Etika Komunikasi – Pertamax Oplosan Pertamina

Published

on

Oleh: Muh. Yahya Saraka

Manager of Media & Research Publications Katong Indonesia
Dosen Etika Komunikasi dan Komunikasi Politik Universitas PTIQ Jakarta

Sejak Kejaksaan Agung membongkar kasus dugaan korupsi dalam tata kelola minyak mentah dan produk kilang PT Pertamina (Persero), subholding, dan Kontraktor Kontrak Kerja Sama (KKKS) 2018-2023 oleh Pertamina Patra Niaga, anak usaha PT Pertamina, publik pun bereaksi kritis dengan bersuara di media sosial hingga aksi pindah stasiun pengisian BBM ke kompetitor Pertamina. Realitas ini membuat Pertamina bereaksi cepat dengan melakukan serangkaian upaya komunikasi publik untuk mengklarifikasi sekaligus meredam efek domino dari kasus ini demi menjaga nama baik Pertamina, mengendalikan narasi negatif, hingga mengembalikan kepercayaan konsumen.

Di saat bersamaan, upaya komunikasi publik tersebut justru menimbulkan masalah lain semisal pola narasi yang terkesan defensif seperti pernyataan Pelaksana Tugas Harian (Pth) Direktur Utama Pertamina Patra Niaga, Mars Ega Legowo Putra yang mengklaim bahwa tidak ada pengoplosan dan hanya menambah zat aditif pada BBM Pertamax untuk meningkatkan kualitas.

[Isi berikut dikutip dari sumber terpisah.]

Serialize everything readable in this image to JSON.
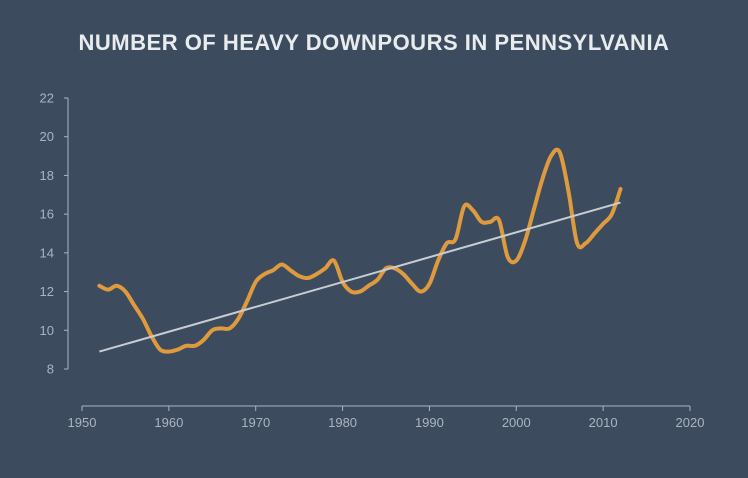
{
  "colors": {
    "background": "#3c4c5e",
    "series_line": "#e09a3e",
    "trend_line": "#c9cdd2",
    "axis": "#aab4c0",
    "title": "#e9ecef"
  },
  "chart_data": {
    "type": "line",
    "title": "NUMBER OF HEAVY DOWNPOURS IN PENNSYLVANIA",
    "xlabel": "",
    "ylabel": "",
    "xlim": [
      1950,
      2020
    ],
    "ylim": [
      8,
      22
    ],
    "x_ticks": [
      1950,
      1960,
      1970,
      1980,
      1990,
      2000,
      2010,
      2020
    ],
    "y_ticks": [
      8,
      10,
      12,
      14,
      16,
      18,
      20,
      22
    ],
    "grid": false,
    "legend": "none",
    "series": [
      {
        "role": "observed",
        "x": [
          1952,
          1953,
          1954,
          1955,
          1956,
          1957,
          1958,
          1959,
          1960,
          1961,
          1962,
          1963,
          1964,
          1965,
          1966,
          1967,
          1968,
          1969,
          1970,
          1971,
          1972,
          1973,
          1974,
          1975,
          1976,
          1977,
          1978,
          1979,
          1980,
          1981,
          1982,
          1983,
          1984,
          1985,
          1986,
          1987,
          1988,
          1989,
          1990,
          1991,
          1992,
          1993,
          1994,
          1995,
          1996,
          1997,
          1998,
          1999,
          2000,
          2001,
          2002,
          2003,
          2004,
          2005,
          2006,
          2007,
          2008,
          2009,
          2010,
          2011,
          2012
        ],
        "values": [
          12.3,
          12.1,
          12.3,
          12.0,
          11.3,
          10.6,
          9.7,
          9.0,
          8.9,
          9.0,
          9.2,
          9.2,
          9.5,
          10.0,
          10.1,
          10.1,
          10.6,
          11.5,
          12.5,
          12.9,
          13.1,
          13.4,
          13.1,
          12.8,
          12.7,
          12.9,
          13.2,
          13.6,
          12.5,
          12.0,
          12.0,
          12.3,
          12.6,
          13.2,
          13.2,
          12.9,
          12.4,
          12.0,
          12.4,
          13.6,
          14.5,
          14.7,
          16.4,
          16.2,
          15.6,
          15.6,
          15.7,
          13.8,
          13.6,
          14.6,
          16.2,
          17.8,
          19.0,
          19.2,
          17.2,
          14.5,
          14.5,
          15.0,
          15.5,
          16.0,
          17.3
        ]
      },
      {
        "role": "trend",
        "x": [
          1952,
          2012
        ],
        "values": [
          8.9,
          16.6
        ]
      }
    ]
  }
}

Masih dalam tensi defensif, Vice President Corporate Communication Pertamina Fadjar Djoko Santoso menyatakan bahwa narasi oplosan itu tidak sesuai dengan apa yang disampaikan kejaksaan. Bahkan dia menegaskan bahwa produk yang sampai ke masyarakat itu sesuai dengan spesifikasi masing-masing. Lebih jauh, Menteri ESDM Bahlil Lahadalia pun turut serta menampik isu pengoplosan BBM Pertamax itu dengan sejumlah pernyataan di media, serta ada upaya meminta sejumlah content creator dan publik figur untuk mengajak konsumen agar tidak berpindah ke kompetitor dan menjelaskan bahwa semua baik-baik saja.

Sejumlah peristiwa ini menimbulkan masalah etik dari perspektif komunikasi seperti adanya upaya Pertamina untuk menghindari kritik publik, cenderung menutupi substansi masalah terkait kasus pengoplosan, dan menghadirkan informasi yang terkesan kontroversial dan politis berkaitan dengan penemuan Kejagung. Padahal, dalam pandangan Sidney Hook, tidak ada sesuatu dan tidak seorang pun yang kebal terhadap kritikan.

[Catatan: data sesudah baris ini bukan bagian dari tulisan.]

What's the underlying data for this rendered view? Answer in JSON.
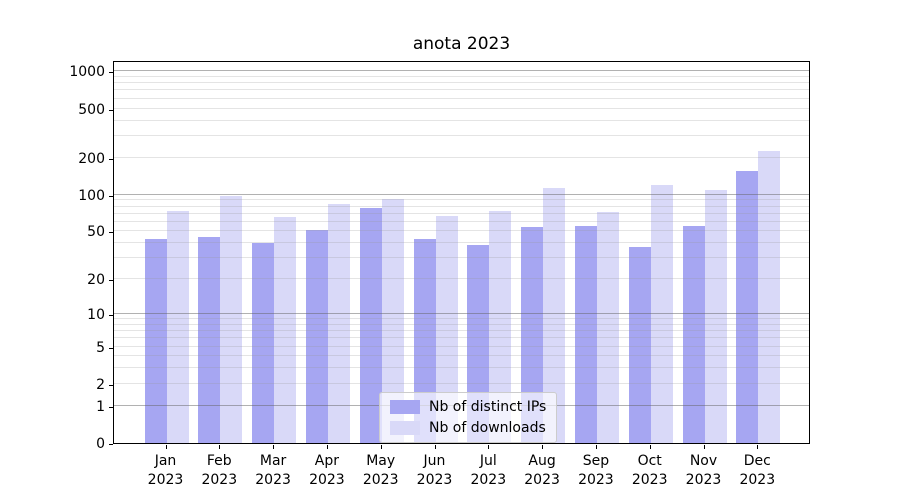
{
  "chart_data": {
    "type": "bar",
    "title": "anota 2023",
    "categories": [
      "Jan 2023",
      "Feb 2023",
      "Mar 2023",
      "Apr 2023",
      "May 2023",
      "Jun 2023",
      "Jul 2023",
      "Aug 2023",
      "Sep 2023",
      "Oct 2023",
      "Nov 2023",
      "Dec 2023"
    ],
    "series": [
      {
        "name": "Nb of distinct IPs",
        "color": "#a6a6f2",
        "values": [
          43,
          45,
          40,
          51,
          78,
          43,
          39,
          54,
          55,
          37,
          56,
          156
        ]
      },
      {
        "name": "Nb of downloads",
        "color": "#d9d9f8",
        "values": [
          73,
          97,
          66,
          84,
          93,
          67,
          73,
          113,
          72,
          121,
          109,
          228
        ]
      }
    ],
    "xlabel": "",
    "ylabel": "",
    "y_scale": "log1p",
    "ylim": [
      0,
      1233
    ],
    "yticks": [
      0,
      1,
      2,
      5,
      10,
      20,
      50,
      100,
      200,
      500,
      1000
    ],
    "grid": "both",
    "grid_major_values": [
      1,
      10,
      100,
      1000
    ],
    "legend_position": "lower center"
  },
  "colors": {
    "axis": "#000000",
    "grid_major": "rgba(100,100,100,0.50)",
    "grid_minor": "rgba(150,150,150,0.26)",
    "legend_border": "#cccccc"
  }
}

Sidney Hook menegaskan bahwa dalam kontroversi politik, tidak ada pihak yang kebal dari kritik dan setiap entitas yang terlibat dalam suatu kasus memiliki tanggung jawab intelektual untuk menyampaikan fakta secara transparan. Namun, komunikasi yang dilakukan Pertamina lebih banyak berorientasi pada pembelaan diri daripada keterbukaan informasi.

Lebih lanjut, dalam pandangan Karl R. Wallace, terdapat empat pedoman etika komunikasi dalam demokrasi, yakni, Habit of Search (mencari kebenaran), ditunjukkan dengan komunikasi publik yang harus diarahkan pada pengungkapan fakta yang akurat dan transparan. _Habit of Justice_ (keadilan informasi), di mana masyarakat berhak mendapatkan informasi yang adil dan lembaga penanggung jawab dapat dievaluasi secara independen. Habit of Public Interest (mengedepankan kepentingan publik), proses komunikasi harus mengutamakan kepentingan publik, bukan hanya melindungi citra korporasi. Habit of Respect Differences of Opinion (menghormati perbedaan pendapat), di mana perusahaan harus terbuka terhadap kritik dan diskusi yang konstruktif.

Dalam kasus ini, komunikasi Pertamina tampak kurang memenuhi prinsip habit of search dan habit of justice karena lebih berfokus pada menyangkal tuduhan daripada memberikan transparansi data. Ini berpotensi menghambat proses pencarian kebenaran yang seharusnya menjadi bagian penting dari etika komunikasi politik. Dari segi habit of public interest, komunikasi yang dilakukan Pertamina belum sepenuhnya memberikan rasa percaya kepada masyarakat bahwa perusahaan memprioritaskan kepentingan publik di atas kepentingan korporasi. Pernyataan yang hanya menolak tuduhan tanpa membuka data atau mekanisme internal yang memastikan tidak adanya praktik curang membuat publik semakin skeptis.Terakhir, dalam habit of respect differences of opinion, Pertamina tampaknya kurang membuka ruang bagi dialog yang konstruktif. Alih-alih menjelaskan dengan lebih rinci, komunikasi yang dilakukan masih berfokus pada mempertahankan posisi mereka, tanpa memberikan landasan kuat yang bisa memfasilitasi diskusi publik yang lebih objektif.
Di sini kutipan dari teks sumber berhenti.